The parasite invades red blood cells and is transported to the liver. Symptoms appear after 10-15 days and include fever, fatigue and vomiting.
Five types of the malaria parasite cause infection in humans, with Plasmodium falciparum causing the most severe infections.
Avoiding mosquito bites is the best malaria prevention. No-one should be prescribed antimalarial medicine without learning how to prevent mosquito bites.
Travellers who return home with malaria have often not understood the consequences of not using insect repellents and antimalarial medicine for fear of side effects.
How to avoid mosquito bites:
- Do not stay outdoors after sunset without protection
- Protect your body with socks, long trousers and long-sleeved clothing (can be impregnated with insect spray) after sunset in areas with malaria, or all day in areas with dengue fever.
- Use repellents - diethyltoluamide (DEET) or otherwise on the skin when staying outdoors.
- Sleep under mosquito nets indoors or outdoors. Permethrin-impregnated mosquito nets are recommended in areas of high malaria risk.
- Small children can be effectively protected by an impregnated mosquito net over the bed, pram or playpen. Baby baskets can be lined with mosquito-proof fabric. Use insect repellents with care.
- Mosquito-free house: use mosquito netting, preferably impregnated, on doors, windows and air vents. Use insect spray in the bedroom a few hours before going to sleep. Do not turn on the light before doors and windows are closed. Hotel rooms with air conditioning are usually mosquito-free.
- Listen to local information on malaria incidence.
Assessment of risk
Length of stay
The risk of infection with malaria increases with length of stay in a malaria area, more than four weeks is considered to be long-term.
Risk of malaria-infected mosquitoes
The number of mosquitoes infected with the malaria parasite varies by region. The risk is highest during and after the rainy season.
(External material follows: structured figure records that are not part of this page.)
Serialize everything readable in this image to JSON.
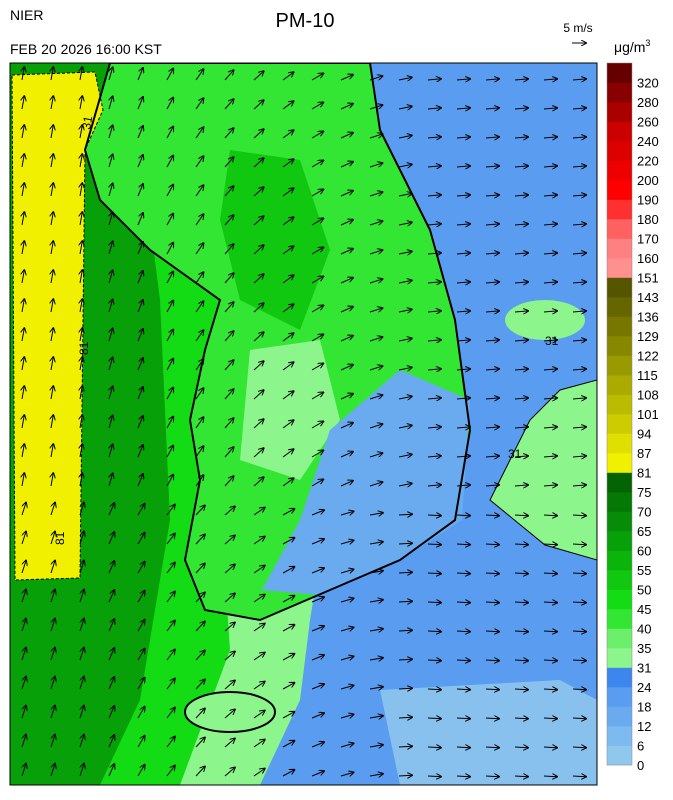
{
  "header": {
    "agency": "NIER",
    "datetime": "FEB 20 2026 16:00 KST",
    "title": "PM-10",
    "wind_scale": "5 m/s",
    "unit": "μg/m",
    "unit_sup": "3"
  },
  "contour_labels": [
    "31",
    "81",
    "81",
    "31",
    "31"
  ],
  "colorbar": {
    "levels": [
      0,
      6,
      12,
      18,
      24,
      31,
      35,
      40,
      45,
      50,
      55,
      60,
      65,
      70,
      75,
      81,
      87,
      94,
      101,
      108,
      115,
      122,
      129,
      136,
      143,
      151,
      160,
      170,
      180,
      190,
      200,
      220,
      240,
      260,
      280,
      320
    ],
    "colors": [
      "#8fc8ec",
      "#7cbaf0",
      "#6aabf0",
      "#5a9cf0",
      "#3d86ee",
      "#8cf58c",
      "#6cf06c",
      "#33e633",
      "#14dc14",
      "#10c810",
      "#0ab40a",
      "#08a008",
      "#068c06",
      "#057805",
      "#046404",
      "#f0f000",
      "#e0e000",
      "#cccc00",
      "#bbbb00",
      "#aaaa00",
      "#999900",
      "#888800",
      "#777700",
      "#666600",
      "#555500",
      "#ff9090",
      "#ff8080",
      "#ff6060",
      "#ff3030",
      "#ff0000",
      "#ee0000",
      "#dd0000",
      "#cc0000",
      "#aa0000",
      "#880000",
      "#660000"
    ]
  }
}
Risk of drug-resistant malaria
In some parts of the world, parasites are becoming resistant to many of the common antimalarial medicines. The problem is greatest where P. falciparum has developed resistance to chloroquine and mefloquine, currently in the border area between Thailand, Cambodia and Myanmar.
Immigrants visiting their former homeland
Immigrants who return to Norway after visiting their former homeland are the largest group diagnosed with malaria. They are often unaware of their own and their children's lack of immunity and do not consider the need for malaria prevention. Antimalarial medicine in addition to mosquito bite prevention may be recommended in some malaria areas where short-stay tourists are only recommended to adopt mosquito bite prevention (for example, Pakistan and India).
Backpackers and travellers who engage in outdoor activities (hiking, paddling, etc.) in areas where mosquitoes thrive are particularly at risk. They may need to take antimalarial medicine in malaria areas where short-stay tourists are only recommended to adopt mosquito prevention methods.
Pregnant women should avoid travelling to malaria areas unless absolutely necessary. If pregnant women choose to travel to malaria areas, they should use adequate protection.
Children under 5 are generally more at risk of getting severe malaria, which may be fatal in some cases.
People with immunodeficiency disorders may be more susceptible to developing severe malaria if they are infected. This also applies to people using immunosuppressive drugs. They should be made aware of the possible increased risk with information about the importance of mosquito bite prevention and antimalarial medicine.
Travellers who intend to stay more than a day's journey away from available health care in a highly endemic malaria area may need to take an emergency kit for self-treatment.